News of the deal drew sharp criticism from the National Association of Chain Drug Stores and the National Community Pharmacists Association.

The deal “ creates a middleman that is too big to play fair and will have immense power to unfairly dominate the market,” NACDS president and chief executive officer Steve Anderson and NCPA executive vice president and CEO B. Douglas Hoey said in a joint statement. “This combination will monopolize control of the supply line for brand and prescription drugs, threaten access to pharmacy patient care and is a bad deal for America, for health care plans, for pharmacies and — most notably — for patients.”

NACDS and NCPA said they are consulting with the Federal Trade Commission, state attorneys general and other regulatory enforcement officials to determine their next steps.

“Unfortunately, practical and rhetorical actions by the PBM community have increasingly ignored, and treated with irrational hostility, the vital importance of the patient-pharmacist relationship,” the groups stated. “This proposed merger will exacerbate PBMs’ detrimental effect on pharmacy patient care.”

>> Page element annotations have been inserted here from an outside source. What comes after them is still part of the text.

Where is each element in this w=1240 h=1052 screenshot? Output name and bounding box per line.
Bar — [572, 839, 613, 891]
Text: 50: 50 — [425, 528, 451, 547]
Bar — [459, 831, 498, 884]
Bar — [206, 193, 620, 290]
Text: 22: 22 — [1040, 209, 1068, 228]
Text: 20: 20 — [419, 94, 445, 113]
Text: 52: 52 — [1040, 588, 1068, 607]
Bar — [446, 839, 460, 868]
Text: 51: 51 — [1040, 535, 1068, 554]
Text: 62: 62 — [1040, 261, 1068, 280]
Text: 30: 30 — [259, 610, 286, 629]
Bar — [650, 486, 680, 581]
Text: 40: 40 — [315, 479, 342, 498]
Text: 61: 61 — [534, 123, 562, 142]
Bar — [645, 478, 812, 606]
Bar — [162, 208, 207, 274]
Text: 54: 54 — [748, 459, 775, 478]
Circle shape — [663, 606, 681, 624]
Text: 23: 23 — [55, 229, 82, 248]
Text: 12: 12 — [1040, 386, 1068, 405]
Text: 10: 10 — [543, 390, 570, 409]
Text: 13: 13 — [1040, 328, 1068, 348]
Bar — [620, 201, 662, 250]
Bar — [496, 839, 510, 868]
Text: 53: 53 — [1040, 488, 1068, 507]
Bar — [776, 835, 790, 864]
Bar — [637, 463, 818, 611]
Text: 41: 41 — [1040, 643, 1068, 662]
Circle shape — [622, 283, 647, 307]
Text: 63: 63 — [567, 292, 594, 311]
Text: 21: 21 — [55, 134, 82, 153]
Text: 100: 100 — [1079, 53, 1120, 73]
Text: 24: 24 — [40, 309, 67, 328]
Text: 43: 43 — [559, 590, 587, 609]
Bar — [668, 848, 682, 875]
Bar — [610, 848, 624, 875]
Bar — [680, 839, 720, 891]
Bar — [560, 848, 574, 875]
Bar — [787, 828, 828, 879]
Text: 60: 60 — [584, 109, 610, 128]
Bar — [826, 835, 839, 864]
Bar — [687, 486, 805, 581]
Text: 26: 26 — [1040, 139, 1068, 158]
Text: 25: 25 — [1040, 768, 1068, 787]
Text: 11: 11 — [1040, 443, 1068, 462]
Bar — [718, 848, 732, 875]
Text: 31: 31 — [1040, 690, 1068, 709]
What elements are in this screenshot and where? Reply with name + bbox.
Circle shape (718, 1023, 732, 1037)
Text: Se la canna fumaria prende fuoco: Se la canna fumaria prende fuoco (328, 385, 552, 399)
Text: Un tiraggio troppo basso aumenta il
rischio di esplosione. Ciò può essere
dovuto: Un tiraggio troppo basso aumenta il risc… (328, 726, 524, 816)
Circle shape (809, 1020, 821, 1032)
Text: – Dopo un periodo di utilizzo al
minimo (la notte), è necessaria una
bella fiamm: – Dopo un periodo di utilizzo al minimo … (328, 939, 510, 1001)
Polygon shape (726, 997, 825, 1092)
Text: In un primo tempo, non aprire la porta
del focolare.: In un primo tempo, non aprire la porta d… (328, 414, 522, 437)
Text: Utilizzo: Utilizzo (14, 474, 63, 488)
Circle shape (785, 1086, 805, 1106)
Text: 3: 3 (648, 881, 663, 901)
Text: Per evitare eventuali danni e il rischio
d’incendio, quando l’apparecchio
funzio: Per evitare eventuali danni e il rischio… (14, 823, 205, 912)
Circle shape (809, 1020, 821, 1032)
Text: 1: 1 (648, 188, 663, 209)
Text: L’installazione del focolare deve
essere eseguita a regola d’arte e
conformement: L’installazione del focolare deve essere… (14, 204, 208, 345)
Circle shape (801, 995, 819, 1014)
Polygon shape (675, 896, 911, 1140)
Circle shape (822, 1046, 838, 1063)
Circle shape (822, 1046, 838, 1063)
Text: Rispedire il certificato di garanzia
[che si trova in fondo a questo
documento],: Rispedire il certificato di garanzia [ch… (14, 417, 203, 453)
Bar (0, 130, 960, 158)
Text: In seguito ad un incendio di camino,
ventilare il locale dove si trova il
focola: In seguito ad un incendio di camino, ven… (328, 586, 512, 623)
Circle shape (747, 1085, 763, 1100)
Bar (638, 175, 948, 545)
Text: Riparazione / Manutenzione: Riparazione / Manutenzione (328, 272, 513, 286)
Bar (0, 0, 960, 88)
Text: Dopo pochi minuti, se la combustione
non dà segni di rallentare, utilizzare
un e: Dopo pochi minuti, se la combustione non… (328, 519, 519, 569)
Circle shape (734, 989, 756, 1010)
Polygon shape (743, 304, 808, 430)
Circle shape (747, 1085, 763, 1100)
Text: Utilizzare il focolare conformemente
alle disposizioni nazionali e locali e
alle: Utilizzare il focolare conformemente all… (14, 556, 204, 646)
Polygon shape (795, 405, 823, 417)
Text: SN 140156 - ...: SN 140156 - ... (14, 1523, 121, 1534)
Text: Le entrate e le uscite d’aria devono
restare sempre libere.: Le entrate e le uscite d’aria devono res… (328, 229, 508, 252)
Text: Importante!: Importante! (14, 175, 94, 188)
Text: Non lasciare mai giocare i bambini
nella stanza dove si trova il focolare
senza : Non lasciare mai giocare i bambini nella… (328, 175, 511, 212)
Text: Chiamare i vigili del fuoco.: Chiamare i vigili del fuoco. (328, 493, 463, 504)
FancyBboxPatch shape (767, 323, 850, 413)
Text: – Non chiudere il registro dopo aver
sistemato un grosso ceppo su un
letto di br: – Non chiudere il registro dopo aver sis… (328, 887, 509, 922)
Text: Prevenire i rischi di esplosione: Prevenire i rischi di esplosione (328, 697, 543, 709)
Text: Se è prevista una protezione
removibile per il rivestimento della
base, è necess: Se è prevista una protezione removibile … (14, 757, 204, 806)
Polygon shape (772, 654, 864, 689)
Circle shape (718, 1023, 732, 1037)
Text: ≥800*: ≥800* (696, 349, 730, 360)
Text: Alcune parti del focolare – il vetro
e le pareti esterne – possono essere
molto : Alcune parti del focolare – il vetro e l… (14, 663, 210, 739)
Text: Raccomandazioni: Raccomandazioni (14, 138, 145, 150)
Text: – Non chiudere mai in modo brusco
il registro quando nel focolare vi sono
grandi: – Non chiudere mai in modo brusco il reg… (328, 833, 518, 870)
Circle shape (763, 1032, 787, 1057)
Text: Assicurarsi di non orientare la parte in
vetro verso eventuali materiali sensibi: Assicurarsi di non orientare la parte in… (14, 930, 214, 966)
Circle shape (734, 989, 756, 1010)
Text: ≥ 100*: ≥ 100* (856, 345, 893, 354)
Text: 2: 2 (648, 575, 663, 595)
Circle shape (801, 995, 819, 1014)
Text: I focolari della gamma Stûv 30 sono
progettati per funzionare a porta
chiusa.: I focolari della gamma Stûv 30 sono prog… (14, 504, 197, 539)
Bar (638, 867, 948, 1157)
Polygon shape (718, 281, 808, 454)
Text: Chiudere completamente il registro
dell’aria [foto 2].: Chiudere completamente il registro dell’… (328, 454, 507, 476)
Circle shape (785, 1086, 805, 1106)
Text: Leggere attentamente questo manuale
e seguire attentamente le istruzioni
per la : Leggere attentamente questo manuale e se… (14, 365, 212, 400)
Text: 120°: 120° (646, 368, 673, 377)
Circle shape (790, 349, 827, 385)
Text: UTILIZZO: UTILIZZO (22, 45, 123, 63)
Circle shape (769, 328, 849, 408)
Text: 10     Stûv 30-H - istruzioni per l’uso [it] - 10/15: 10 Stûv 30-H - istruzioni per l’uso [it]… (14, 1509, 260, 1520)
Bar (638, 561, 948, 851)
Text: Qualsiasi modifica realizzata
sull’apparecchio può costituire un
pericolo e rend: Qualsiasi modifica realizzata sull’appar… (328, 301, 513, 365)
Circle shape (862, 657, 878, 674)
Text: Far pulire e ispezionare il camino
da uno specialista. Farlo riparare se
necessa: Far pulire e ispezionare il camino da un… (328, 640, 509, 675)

NCPA’s Hoey issued his own statement about the deal, which he urged Congress and the FTC to reject.

“The major PBMs already wield an unchecked, one-sided advantage in setting contract and reimbursement terms for community pharmacists, undermining their viability to continue serving patients,” he said. “Approval of this merger would further distort this marketplace, to the detriment of patients, true competition and lower prices.”

Analyst Helene Wolk of Sanford Bernstein & Co. estimated the probability of the merger closing at 80%. “We believe the proposed Express Scripts-Medco merger will only make an already consolidated PBM industry more concentrated,” Wolk wrote in a research note.

Still, she noted, “We expect that the fiercely competitive arena plus the emergence of UnitedHealth’s OptumRx as a leading player improve the likelihood of approval.”